Once you install steel siding, there is almost no maintenance. You can wash it from time to time to remove accumulated dust and debris. Use those opportunities to inspect for any aesthetical changes or damage, and your job is done. There is no need to paint, prime, or caulk your steel siding.
Steel Siding Downsides
As you have already known, no material is perfect, not even steel. Some of its common minuses are:
Experts advise against steel siding on coastal houses since the air near the ocean is moist and salty and can accelerate the corroding of steel panels. Anti-corrosive finishes may slow down this process for a while, but you will need to replace your siding sooner or later.
Steel siding is prone to scratches, damaging, and denting over time. It won’t bend or crack on the sun like vinyl, but any strong impact can leave a panel damaged, so you will need to replace it.

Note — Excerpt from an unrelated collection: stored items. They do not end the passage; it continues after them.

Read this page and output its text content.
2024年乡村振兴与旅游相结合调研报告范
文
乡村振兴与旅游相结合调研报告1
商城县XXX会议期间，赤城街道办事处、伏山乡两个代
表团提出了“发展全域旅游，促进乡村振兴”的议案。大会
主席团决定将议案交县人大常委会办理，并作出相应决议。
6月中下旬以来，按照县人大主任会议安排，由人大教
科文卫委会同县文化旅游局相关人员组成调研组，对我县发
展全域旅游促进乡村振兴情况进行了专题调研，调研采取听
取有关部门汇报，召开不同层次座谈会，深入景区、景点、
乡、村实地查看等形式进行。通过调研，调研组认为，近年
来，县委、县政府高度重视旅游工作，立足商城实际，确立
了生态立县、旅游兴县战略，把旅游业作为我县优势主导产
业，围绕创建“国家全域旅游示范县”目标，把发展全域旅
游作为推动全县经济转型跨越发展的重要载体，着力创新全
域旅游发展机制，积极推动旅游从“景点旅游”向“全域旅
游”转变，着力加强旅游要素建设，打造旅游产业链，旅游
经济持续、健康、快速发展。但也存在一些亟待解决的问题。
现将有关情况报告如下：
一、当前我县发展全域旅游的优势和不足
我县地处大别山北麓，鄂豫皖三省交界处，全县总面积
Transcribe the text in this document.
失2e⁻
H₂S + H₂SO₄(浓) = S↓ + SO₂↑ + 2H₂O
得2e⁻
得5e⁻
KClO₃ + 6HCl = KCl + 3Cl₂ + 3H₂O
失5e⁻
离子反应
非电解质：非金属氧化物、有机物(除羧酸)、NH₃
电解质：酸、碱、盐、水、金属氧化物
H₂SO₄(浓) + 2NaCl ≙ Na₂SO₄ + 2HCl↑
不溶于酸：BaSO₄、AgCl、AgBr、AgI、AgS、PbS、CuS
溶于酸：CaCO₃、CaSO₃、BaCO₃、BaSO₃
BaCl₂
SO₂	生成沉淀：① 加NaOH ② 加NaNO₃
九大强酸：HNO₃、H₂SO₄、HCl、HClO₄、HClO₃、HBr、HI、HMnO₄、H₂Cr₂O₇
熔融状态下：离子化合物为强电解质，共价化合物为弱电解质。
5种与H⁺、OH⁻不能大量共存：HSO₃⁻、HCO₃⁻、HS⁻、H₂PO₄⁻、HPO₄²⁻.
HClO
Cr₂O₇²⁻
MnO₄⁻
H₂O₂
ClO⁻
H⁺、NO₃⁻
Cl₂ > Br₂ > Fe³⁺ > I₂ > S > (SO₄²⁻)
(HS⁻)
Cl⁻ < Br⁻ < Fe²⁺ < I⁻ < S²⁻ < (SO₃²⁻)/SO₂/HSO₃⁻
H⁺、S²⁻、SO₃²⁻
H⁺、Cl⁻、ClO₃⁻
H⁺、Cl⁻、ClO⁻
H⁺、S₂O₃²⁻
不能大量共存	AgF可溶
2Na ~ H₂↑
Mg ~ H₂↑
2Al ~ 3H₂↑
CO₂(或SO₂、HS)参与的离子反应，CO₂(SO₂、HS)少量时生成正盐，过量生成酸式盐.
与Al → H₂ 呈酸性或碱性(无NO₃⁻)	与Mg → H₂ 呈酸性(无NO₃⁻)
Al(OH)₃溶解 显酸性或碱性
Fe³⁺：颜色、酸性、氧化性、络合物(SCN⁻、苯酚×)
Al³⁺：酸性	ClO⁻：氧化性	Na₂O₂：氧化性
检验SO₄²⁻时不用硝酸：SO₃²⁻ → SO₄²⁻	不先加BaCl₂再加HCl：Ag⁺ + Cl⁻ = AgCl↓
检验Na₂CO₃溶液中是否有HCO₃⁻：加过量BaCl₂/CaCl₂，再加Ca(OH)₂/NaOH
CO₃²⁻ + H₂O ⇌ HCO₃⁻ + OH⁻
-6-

The best way to prevent denting is by purchasing thicker steel. The bigger gauge siding panels have, the less likely your house facade will suffer from the impact.
The most significant steel disadvantage is its price. Steel siding is way more expensive than vinyl, with the average cost between $5 to $10 per 1 sq ft (0.09 m2).
As always, the bigger the house, the more you need to pay. The whole sum can reach thousands of dollars with the installation, painting, and labor costs. However, your bill will depend on:
- Steel thickness
- Paint finish you choose
- Additional protective coatings
- House size
- Market fluctuations
Vinyl Siding Advantages
Despite all the positive sides of steel, vinyl is a popular and widely common siding material. The reason lies in many advantages, including:
You can get vinyl siding as cheap as $1.6 per 1 sq ft (0.09 m2). However, the prices on the expensive side can reach up to $10. The primary difference is whether you choose insulated or non-insulated vinyl.
The insulated vinyl siding provides better thermal isolation and energy savings, thus lowering your bills. Still, most homeowners choose more affordable panels since their low cost is the vital advantage over steel siding.
Nowadays, most manufacturers sell custom-sized vinyl siding panels with predrilled holes. Plus, they are featherlight and slim. That means you can quickly mount them on your own and save money intended for labor and installation.
If you have to work on a limited budget and time, vinyl siding is a perfect solution since you can install it in a matter of hours.
Vinyl Siding Downsides
On the other hand, vinyl siding is more prone to weather damage than steel. Some of its vital minuses are:
There is no way you can recycle vinyl, at least for now. Plus, PVC production releases harmful greenhouse gasses. If you look for an ecological siding, consider other materials, like steel.
Keep in mind that vinyl releases the hazardous toxin dioxin once it heats on the sun. If you live in a warm climate, it is better to consider more eco-friendly steel siding.
The vinyl siding lasts much shorter than a steel one. In most cases, you can count on 20 to 30 years of its durability. Potentially, there are ways to prolong its longevity with proper maintenance for another ten years.
The most unappealing thing about vinyl siding is discoloration when disposed to sunlight. Besides, bends and cracks are also high on the list of homeowners’ complaints. Many people think even the new vinyl siding has plastic, fake, and unaesthetic effects.
No matter how careful you are, accidents do happen. It is vital to keep in mind that vinyl siding is flammable. Plus, it will release highly poisonous dioxin and chlorine as plastic burns.
In other words, you risk asphyxiation due to PVC fumes before the fire even reaches you in the case of an unfortunate event. That is why many homeowners put safety first and install steel siding since it has Class A fire resistance, which is a huge advantage.
Both steel and vinyl sidings have their pluses and minuses. Still, steel provides better protection for your home, despite its significantly higher cost. It also lasts more than vinyl siding. However, many homeowners settle with vinyl due to its affordability and quick DIY installation.